More than one motion calls for the BMA GP committee to either be stripped of funding from the LMCs via the levy paid to the GP Defense Fund (GPDF), or that this funding be reviewed.

A motion put forward by Cambridgeshire LMC, meanwhile, suggests that a review by former BMA chairman Dr Hamish Meldrum which led to changes in the way the association operates ‘directly led to a decline effectiveness of some GPC committees and has directly led to changes in the BMA/GPC relationship that further jeopardize the future of general practice”.

GMS contract

It also asks the GPDF to investigate “what other avenues exist to negotiate future national contracts outside of the BMA”.

The debate marks the latest challenge for the management of the BMA GP after high profile criticism over the past year and following contract changes imposed for 2022/23 by NHS England.

GPonline reported this month on a draft letter from the LMCs to the GP committee which called for stronger action to stop the ‘slow death’ of the entrepreneur’s GP model.

The BMA GP committee faced the resignation of two high-ranking figures from political roles last year after resuming talks with NHS England following a vote of no confidence in the services leadership healthcare following comments regarding face-to-face appointments.

The committee faced further criticism after NHS England imposed contract changes which the BMA said could pose a risk to patient and staff safety – and were quizzed over their decision not to go through to a formal ballot on industrial action after an indicative poll showed more than half of cabinets would be prepared to withdraw from NCPs.

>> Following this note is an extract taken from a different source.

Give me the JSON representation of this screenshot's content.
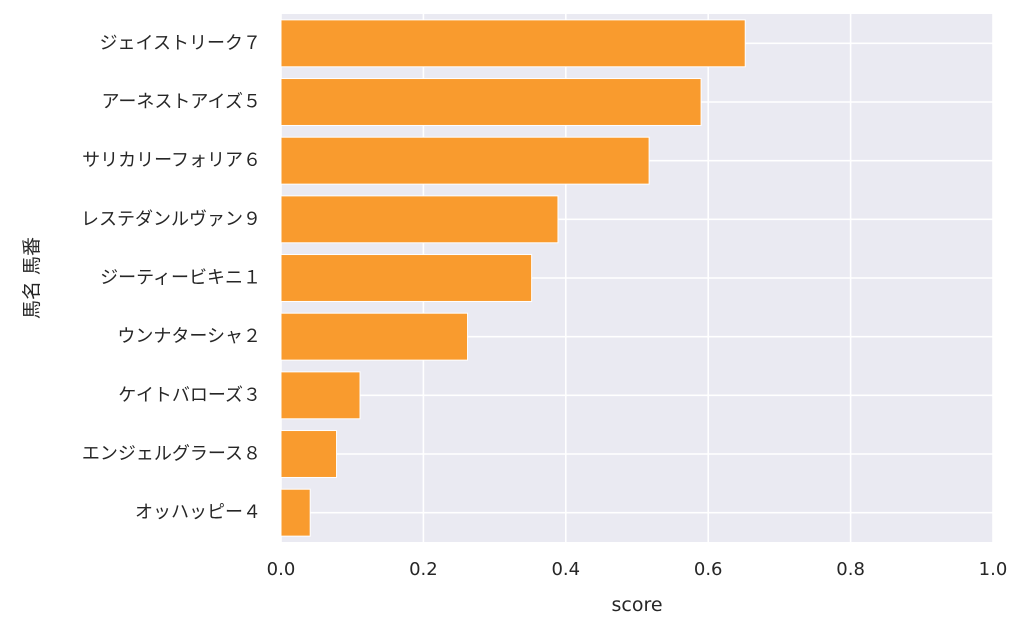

The groundwork has been laid for the creation of a national association of LMCs – with a society of the same name set up last year by GPDF leaders following a debate at the UK’s LMC conference of the year last.

In comments to GPonline earlier this month, BMA GP committee vice-chairman Dr Kieran Sharrock called on the profession to “pull itself together” at a time when a declining workforce is facing a workload without previous.

He said the GP committee was committed to the independent contractor model, adding: ‘The profession can be assured that GPC England provides the strongest possible support for the independent contractor model as a cornerstone of medicine general. The voices of grassroots generalists will be instrumental in shaping how we move forward.